Do we listen to science lectures often? Not on Sunday mornings, and we don't dress up for them, but yes, millions of Americans regularly listen to science lectures.
What else is Mythbusters, if not a science lecture? People talk about the physics they learn the next day at work. There are lots of science lectures, quite enjoyable ones, on the Discovery channel, the History channel, the Science channel, the Green channel, and PBS stations. Millions of Americans constantly learn more about physics, cosmology, biology, geology, anthropology, paleontology through watching and listening to science lectures - and we do pay for the privilege.
We love the products of science, too. Mmmmmm, the internet. Mmmmmm, condoms. Mmmmmm, modern medicine.
This guy's assertions all fall apart if you think about them briefly.
Either at the Center For Inquiry in Hollywood or the Skeptic Society lectures in Pasadena at Cal tech.
I do pay for it, but no...I do not dress up ;)

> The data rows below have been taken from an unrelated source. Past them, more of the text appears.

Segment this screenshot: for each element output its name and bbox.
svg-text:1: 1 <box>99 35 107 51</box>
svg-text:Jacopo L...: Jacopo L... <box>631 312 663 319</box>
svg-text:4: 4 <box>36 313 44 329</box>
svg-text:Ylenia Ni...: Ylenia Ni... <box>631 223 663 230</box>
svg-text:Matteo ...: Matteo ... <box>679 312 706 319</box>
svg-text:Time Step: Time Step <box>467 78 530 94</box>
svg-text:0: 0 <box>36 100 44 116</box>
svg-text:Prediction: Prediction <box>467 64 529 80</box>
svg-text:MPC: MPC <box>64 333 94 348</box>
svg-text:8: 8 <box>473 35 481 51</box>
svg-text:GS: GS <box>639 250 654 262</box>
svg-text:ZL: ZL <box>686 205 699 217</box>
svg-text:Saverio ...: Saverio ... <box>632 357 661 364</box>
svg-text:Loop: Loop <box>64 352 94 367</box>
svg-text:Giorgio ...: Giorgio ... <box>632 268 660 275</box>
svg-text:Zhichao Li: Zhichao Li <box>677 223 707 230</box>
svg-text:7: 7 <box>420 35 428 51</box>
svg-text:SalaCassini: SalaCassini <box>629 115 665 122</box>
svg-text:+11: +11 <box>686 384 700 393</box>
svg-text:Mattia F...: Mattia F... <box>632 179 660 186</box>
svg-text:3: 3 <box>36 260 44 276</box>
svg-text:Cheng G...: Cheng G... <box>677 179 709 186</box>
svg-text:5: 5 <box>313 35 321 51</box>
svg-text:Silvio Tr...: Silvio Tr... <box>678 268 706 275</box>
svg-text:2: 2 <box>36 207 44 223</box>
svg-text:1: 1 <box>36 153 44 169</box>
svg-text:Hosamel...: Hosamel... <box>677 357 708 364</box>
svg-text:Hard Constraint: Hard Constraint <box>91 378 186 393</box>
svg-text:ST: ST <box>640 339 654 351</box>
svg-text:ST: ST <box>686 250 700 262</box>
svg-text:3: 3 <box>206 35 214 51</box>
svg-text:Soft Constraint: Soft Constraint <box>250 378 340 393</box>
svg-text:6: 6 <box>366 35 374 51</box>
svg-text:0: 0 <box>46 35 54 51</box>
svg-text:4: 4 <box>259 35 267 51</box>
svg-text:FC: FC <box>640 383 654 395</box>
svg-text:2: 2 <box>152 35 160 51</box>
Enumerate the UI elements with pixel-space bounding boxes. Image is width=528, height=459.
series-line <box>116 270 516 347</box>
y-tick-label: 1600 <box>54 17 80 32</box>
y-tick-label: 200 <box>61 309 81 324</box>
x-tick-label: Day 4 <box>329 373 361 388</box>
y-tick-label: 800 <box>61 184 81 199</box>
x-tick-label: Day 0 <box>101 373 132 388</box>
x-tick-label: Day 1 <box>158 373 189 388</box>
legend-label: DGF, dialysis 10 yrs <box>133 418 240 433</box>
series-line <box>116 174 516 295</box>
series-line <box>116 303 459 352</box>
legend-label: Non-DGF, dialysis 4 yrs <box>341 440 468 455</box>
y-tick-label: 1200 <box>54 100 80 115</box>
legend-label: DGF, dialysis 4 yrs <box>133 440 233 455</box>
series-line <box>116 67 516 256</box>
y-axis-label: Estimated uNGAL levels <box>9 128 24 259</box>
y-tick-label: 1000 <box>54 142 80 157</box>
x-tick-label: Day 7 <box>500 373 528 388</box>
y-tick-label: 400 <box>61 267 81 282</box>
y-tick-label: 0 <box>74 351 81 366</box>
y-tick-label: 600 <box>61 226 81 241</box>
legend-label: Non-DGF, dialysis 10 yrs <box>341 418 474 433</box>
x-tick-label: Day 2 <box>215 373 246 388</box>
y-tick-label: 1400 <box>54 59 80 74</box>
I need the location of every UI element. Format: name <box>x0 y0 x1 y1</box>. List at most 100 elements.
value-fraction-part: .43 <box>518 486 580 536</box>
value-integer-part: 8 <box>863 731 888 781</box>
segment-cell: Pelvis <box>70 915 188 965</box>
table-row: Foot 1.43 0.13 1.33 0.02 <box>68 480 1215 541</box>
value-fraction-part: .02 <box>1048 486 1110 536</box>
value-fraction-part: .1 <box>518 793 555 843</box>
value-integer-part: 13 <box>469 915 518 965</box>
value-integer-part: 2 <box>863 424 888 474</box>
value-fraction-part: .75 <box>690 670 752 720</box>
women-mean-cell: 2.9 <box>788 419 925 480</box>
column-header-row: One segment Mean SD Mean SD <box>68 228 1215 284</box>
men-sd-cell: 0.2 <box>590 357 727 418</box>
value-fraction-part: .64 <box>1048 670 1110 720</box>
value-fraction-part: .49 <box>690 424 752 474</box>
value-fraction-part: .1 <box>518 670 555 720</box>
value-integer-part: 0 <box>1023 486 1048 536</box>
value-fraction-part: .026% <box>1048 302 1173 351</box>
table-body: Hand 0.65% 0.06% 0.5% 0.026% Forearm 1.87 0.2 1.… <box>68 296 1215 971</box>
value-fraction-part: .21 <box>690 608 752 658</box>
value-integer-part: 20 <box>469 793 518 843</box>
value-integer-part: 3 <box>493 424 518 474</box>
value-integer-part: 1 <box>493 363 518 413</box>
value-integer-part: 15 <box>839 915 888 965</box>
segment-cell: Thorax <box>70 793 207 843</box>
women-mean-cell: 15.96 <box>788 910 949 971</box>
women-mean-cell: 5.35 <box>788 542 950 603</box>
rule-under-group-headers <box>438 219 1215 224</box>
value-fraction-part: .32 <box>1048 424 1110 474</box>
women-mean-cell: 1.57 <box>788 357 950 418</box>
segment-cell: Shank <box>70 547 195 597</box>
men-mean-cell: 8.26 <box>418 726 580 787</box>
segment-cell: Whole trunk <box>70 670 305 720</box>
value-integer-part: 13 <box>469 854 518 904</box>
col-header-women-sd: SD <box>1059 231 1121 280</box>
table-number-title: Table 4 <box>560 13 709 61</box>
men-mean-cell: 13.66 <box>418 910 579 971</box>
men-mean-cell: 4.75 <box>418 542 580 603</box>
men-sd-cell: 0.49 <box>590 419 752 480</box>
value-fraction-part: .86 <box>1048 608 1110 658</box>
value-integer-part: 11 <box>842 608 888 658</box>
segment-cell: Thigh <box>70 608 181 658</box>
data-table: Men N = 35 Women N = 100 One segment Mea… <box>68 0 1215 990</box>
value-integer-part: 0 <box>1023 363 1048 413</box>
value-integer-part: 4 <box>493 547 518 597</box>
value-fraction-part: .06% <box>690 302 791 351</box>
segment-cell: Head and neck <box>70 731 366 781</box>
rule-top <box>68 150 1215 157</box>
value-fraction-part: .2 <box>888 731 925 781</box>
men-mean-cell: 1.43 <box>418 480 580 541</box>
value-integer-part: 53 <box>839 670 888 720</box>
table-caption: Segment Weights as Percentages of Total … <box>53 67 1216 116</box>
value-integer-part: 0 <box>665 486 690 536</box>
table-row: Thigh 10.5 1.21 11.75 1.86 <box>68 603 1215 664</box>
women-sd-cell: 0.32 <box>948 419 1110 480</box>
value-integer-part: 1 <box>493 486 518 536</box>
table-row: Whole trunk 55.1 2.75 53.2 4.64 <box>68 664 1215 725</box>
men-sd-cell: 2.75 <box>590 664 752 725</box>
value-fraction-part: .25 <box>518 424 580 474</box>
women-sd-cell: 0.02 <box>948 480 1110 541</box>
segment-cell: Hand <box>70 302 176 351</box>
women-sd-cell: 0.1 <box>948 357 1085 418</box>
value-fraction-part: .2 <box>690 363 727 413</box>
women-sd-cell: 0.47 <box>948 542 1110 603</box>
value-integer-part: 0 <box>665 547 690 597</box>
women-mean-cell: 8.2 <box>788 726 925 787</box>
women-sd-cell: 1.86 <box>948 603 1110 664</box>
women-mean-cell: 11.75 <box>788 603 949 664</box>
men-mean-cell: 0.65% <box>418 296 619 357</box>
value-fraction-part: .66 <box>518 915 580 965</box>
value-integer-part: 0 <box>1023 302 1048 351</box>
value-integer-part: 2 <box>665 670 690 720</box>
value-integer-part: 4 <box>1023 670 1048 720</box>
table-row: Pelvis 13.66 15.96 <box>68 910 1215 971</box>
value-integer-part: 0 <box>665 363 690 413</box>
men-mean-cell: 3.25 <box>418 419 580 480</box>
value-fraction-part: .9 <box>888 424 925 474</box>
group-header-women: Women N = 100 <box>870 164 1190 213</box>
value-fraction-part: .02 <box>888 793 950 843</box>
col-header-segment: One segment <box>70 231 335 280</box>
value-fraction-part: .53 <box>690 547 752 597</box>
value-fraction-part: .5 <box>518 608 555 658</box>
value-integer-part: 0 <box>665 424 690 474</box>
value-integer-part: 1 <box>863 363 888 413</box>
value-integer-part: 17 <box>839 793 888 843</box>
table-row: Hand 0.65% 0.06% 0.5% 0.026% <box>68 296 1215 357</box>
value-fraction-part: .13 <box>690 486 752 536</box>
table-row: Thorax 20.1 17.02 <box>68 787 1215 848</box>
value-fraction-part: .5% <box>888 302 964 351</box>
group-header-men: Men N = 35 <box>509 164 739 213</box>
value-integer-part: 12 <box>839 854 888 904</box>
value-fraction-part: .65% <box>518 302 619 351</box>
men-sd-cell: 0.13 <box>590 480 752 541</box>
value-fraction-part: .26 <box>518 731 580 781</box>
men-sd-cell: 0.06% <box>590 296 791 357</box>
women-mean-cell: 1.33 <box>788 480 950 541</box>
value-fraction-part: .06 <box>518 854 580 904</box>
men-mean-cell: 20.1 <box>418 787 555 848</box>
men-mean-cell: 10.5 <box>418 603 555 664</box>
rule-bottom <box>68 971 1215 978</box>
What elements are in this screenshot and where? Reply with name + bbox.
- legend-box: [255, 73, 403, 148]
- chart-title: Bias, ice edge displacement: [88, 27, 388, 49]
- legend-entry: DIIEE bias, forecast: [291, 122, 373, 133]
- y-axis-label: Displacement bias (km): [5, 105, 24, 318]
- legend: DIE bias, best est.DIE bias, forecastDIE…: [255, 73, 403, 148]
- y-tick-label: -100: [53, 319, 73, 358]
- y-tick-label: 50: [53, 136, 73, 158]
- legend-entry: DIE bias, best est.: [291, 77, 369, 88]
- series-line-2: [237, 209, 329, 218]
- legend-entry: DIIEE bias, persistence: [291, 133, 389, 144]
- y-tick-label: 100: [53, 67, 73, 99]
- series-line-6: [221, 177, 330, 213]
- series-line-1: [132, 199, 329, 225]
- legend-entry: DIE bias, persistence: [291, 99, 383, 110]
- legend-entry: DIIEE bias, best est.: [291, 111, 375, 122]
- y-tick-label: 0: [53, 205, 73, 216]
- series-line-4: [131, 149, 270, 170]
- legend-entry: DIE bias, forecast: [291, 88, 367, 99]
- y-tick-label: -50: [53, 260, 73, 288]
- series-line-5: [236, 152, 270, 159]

Karl Giberson wants to have his cake and eat it too.
meh forgive my ranting -
The Anthropic Principle ( http://en.wikipedia.org/wiki/Anthropic_principle ), just like the Torah and the New Testament, can be interperted an infinite number of ways. Now I could hit you with the typical atheistic riddle of who designed the designer? But I won't because I'm not an atheist. I'm a Pantheist. And the Pantheistic belief, just like the Buddhist philosophy, denies the existence of a designer but believes that all sentient beings are worthy of respect, esteem, and admiration because what drives our Universe to create conditions suitable for life here on earth is operative in all parts of the Universe. And the forces which have created the suitable conditions are operative in all possible universes. If you imagine that this is the only possible Universe, then you have no imagination.
So endeth, Point 1 above, and by the writer's own argument, should end the arguments supporting ID:
1) The complex designs of many natural structures that have not yet been explained by science. As long as there are ingenious devices and intricate phenomena in nature (origin of life, anyone?) that we cannot understand, there will be ID arguments.